As you may know from some other posts, my husband, Judd, is a landscape architect. Recently, he expressed interest in having a few bulletin boards to put in his studio. And, since I love a project, I volunteered to make them for him. I wanted to use something with a natural feel given his profession. I thought burlap would give just the right amount of texture and earthiness.
The bulletin board project was really easy. However, make sure to iron your fabric before you get started. I forgot and had already stapled a good bit before I thought about it.
Other than an iron, here are a few things you will need to get started.
- cork board (I used an old one Judd’s mom sent with him to college)
- fabric (in this case, burlap)
- staple gun
- tape measure
To measure your fabric, lay it out so that it covers a few inches past each side of the board. Make sure you will have enough fabric to pull around to the back side and staple. Then cut where needed. If you want to be really exact or particular use your measuring tape to make sure you have the same amount on each side.
In an attempt to “keep it real” here at TLP I’ve included the picture below. Things are not always as pretty as they appear in blogland. As you can see here, I work best when sitting on the floor, between our dog and my husband, in our living room. We were watching a movie in our less than spotless house. My apologies for the shadow in the pictures. Cole’s dog fanny was casting a shadow on my project. You would think that the sound of a staple gun in use would be enough to wake him. Nope.

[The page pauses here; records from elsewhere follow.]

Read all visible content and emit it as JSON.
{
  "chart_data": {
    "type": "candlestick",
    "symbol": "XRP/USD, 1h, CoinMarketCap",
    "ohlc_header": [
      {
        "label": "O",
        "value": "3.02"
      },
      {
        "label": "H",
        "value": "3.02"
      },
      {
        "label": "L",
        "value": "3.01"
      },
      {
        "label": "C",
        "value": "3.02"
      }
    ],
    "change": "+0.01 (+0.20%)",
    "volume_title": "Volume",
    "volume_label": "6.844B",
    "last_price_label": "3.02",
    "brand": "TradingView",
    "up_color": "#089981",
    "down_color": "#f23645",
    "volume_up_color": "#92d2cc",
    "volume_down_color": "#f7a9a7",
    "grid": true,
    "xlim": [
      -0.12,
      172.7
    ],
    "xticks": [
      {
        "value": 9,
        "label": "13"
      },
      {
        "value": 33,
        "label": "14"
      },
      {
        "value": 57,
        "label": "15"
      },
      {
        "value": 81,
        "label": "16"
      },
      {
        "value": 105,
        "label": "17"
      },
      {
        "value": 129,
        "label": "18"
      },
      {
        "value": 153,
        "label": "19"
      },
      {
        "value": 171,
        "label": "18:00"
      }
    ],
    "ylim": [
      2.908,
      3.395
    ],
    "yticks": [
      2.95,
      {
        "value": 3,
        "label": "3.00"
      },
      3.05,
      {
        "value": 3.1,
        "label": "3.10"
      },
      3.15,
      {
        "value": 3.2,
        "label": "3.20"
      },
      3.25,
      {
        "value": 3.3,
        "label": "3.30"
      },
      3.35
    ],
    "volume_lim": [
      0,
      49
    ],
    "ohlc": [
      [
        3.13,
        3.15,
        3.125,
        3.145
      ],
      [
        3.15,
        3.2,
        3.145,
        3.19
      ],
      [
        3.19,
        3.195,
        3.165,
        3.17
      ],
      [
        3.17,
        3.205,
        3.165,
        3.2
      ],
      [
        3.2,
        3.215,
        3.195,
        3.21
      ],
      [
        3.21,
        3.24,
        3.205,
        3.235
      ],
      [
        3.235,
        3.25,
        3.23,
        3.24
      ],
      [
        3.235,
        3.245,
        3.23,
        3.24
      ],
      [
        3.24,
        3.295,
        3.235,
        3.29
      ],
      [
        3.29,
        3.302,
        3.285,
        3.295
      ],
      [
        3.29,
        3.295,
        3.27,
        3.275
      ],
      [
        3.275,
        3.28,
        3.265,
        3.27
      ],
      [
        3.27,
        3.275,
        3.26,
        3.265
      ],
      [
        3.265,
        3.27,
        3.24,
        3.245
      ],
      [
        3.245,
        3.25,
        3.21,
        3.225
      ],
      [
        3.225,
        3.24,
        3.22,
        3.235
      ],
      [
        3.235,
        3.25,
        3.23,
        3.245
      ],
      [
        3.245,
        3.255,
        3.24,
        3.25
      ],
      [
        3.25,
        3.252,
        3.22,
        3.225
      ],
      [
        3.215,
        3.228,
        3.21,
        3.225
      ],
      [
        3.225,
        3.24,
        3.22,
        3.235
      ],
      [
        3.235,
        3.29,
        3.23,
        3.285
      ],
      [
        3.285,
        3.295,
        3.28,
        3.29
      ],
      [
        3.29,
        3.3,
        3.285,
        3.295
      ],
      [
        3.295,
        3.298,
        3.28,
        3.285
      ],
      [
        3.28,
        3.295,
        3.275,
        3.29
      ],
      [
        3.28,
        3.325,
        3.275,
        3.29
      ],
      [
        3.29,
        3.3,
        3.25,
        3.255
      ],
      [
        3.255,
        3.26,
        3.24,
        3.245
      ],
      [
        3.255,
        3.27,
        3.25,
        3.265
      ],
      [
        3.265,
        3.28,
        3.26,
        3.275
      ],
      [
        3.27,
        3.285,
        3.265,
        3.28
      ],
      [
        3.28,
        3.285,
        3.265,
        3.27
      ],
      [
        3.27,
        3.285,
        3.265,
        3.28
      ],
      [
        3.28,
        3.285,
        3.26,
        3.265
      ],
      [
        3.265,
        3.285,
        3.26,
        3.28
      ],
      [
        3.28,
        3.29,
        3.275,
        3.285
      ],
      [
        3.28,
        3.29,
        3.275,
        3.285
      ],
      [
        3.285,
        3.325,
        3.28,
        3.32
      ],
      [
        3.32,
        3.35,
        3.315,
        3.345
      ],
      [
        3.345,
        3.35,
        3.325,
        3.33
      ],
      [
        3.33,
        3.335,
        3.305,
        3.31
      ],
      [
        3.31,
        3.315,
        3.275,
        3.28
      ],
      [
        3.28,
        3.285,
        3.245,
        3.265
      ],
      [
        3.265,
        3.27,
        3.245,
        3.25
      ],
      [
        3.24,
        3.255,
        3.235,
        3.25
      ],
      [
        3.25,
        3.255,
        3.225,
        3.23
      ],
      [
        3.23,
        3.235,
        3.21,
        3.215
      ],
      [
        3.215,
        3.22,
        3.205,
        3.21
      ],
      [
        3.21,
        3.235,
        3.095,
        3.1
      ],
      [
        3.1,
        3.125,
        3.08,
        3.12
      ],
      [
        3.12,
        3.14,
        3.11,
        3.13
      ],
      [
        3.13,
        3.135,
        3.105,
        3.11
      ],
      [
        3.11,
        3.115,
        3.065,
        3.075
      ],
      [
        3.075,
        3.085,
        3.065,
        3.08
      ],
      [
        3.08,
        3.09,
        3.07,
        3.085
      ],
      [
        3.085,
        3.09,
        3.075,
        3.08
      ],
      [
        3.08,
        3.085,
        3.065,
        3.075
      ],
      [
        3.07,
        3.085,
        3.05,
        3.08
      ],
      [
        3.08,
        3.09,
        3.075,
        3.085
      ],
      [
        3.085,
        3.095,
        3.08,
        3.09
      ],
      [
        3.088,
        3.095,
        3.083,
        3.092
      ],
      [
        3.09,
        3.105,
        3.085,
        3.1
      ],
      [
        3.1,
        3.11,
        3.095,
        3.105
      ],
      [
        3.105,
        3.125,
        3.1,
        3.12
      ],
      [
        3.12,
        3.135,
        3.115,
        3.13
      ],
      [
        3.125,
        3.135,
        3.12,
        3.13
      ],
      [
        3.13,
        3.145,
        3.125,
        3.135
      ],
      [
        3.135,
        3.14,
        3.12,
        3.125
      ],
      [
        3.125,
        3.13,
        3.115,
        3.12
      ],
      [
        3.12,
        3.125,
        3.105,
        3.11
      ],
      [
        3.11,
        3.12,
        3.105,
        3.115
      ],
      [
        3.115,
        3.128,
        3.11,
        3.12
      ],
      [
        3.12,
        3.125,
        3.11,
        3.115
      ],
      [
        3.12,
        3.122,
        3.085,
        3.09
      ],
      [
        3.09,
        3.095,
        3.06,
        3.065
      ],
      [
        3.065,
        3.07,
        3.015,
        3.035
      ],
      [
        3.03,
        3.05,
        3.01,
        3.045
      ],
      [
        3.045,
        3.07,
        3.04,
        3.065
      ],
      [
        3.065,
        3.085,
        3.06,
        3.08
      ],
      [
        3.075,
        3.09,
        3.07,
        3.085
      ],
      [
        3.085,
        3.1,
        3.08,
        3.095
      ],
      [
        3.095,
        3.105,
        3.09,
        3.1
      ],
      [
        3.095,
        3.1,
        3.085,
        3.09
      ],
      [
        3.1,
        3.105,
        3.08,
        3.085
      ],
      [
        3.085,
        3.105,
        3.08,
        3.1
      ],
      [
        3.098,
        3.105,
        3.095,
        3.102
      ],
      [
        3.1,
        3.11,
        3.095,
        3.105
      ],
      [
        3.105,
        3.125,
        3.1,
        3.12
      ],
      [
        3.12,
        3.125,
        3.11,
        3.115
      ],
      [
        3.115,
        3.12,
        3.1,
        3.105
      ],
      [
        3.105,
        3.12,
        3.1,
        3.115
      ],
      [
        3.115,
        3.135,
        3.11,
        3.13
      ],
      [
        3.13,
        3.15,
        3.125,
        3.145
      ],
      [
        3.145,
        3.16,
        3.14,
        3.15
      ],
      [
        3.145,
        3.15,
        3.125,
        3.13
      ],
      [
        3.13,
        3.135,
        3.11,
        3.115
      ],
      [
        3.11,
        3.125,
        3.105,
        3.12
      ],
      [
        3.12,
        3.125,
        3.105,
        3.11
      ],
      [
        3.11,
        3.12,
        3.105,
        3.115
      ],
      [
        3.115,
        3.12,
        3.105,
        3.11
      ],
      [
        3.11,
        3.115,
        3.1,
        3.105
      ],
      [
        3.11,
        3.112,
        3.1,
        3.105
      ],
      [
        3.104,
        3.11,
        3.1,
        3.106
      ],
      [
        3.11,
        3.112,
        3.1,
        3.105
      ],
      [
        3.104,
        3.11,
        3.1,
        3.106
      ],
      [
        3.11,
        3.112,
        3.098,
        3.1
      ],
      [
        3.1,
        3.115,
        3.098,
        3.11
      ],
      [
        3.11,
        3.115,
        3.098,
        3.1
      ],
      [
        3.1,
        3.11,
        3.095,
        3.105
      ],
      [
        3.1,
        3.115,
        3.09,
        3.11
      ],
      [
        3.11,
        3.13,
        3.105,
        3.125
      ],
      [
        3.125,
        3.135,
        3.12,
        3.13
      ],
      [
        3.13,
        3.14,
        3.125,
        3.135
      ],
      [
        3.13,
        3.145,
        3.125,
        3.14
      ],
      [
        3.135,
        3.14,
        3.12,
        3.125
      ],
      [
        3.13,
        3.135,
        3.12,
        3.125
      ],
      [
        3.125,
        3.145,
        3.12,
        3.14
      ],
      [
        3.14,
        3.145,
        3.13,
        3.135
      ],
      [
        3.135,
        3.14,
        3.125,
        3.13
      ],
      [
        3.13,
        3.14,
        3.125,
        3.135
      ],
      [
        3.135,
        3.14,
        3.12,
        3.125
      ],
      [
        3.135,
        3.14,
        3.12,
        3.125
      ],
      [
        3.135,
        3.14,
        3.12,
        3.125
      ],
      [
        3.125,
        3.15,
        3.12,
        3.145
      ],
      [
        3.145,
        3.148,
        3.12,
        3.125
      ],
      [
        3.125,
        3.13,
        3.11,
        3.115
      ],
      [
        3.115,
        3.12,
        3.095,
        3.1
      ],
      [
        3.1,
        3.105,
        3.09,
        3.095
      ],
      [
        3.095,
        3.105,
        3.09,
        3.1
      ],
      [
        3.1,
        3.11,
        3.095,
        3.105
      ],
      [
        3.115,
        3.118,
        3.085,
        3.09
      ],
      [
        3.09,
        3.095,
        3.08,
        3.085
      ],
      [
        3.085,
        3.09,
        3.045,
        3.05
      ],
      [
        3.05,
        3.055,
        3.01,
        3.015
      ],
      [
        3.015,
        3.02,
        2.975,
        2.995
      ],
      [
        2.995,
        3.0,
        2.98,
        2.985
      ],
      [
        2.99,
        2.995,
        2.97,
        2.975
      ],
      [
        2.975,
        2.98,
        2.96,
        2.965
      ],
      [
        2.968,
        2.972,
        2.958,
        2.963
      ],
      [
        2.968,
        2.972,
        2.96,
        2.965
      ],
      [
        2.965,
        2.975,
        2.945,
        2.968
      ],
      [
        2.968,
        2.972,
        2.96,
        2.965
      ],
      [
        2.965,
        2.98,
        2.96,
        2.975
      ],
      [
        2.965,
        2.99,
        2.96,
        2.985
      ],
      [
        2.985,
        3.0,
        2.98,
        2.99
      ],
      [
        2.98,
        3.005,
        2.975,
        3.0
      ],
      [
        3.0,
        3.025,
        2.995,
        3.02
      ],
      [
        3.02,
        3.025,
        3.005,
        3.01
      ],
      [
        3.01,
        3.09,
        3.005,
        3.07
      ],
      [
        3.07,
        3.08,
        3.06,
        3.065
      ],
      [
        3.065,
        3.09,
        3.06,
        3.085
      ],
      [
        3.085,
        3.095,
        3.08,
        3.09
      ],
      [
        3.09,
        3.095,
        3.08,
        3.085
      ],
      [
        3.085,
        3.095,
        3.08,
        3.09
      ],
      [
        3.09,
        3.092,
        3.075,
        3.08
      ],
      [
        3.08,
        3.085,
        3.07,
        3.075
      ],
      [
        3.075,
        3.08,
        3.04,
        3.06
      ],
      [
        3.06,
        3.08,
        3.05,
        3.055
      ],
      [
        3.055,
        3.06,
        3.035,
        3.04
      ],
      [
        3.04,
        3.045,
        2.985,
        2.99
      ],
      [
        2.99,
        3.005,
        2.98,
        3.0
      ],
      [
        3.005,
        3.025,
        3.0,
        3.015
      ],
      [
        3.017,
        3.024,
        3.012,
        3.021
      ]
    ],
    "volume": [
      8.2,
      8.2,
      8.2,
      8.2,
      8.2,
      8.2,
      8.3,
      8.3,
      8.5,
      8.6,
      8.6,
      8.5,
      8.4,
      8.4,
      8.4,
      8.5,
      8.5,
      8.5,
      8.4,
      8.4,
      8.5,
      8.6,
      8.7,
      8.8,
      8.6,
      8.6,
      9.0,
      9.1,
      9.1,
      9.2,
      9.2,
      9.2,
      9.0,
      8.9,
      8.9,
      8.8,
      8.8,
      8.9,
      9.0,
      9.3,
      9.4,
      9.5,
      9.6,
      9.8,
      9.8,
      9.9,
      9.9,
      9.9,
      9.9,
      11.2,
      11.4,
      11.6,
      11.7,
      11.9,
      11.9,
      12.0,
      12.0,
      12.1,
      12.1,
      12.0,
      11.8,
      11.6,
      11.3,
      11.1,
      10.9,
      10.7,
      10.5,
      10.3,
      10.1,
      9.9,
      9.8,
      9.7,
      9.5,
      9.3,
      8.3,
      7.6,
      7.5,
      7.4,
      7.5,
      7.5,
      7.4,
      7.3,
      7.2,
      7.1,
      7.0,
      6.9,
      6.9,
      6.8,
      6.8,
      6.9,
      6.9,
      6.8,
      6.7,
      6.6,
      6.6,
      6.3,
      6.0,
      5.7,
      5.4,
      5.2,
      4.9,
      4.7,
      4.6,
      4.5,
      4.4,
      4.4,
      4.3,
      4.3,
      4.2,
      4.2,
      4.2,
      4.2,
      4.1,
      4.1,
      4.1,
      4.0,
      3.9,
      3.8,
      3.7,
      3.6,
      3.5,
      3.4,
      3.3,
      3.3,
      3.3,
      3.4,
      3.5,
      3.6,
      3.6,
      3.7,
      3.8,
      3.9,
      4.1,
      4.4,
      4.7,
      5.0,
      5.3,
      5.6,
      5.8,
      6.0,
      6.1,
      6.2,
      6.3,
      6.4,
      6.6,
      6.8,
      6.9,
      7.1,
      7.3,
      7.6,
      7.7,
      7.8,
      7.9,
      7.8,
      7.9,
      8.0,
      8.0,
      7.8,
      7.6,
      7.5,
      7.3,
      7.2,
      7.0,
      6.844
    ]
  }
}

The next step is to staple the fabric to the back side of the wood frame starting in the middle of each side. Make sure to pull the fabric taut. Save the corners for last.
Fold each corner to ensure that it is sharp and flat. Play with the fabric until you get each corner just the way you want it. You can think of wrapping a present when folding the corners. It is kind of the same concept.
Flip the board over to make sure it is smooth.
Now you have a few options on how to dress up the board a bit. You can keep it plain, just the way it is, if you like a more simplistic look.
Or you can use the same piece of trim to add a stripe down your board. Although I thought the bow was cute, I’m pretty sure that was not the look Judd was after. :) Below is what I decided on for his pin up board. There were four flat push pins left in the board from when Judd had it in college. I decided to re-use them as nail heads running down the strip of fabric. I stapled each end of fabric on the back of the board and evenly distributed the “nail heads” on the front.
He can use this little detail to wedge in photographs, notes, etc without having to poke a hole in them. I hope he likes his board. What do you think?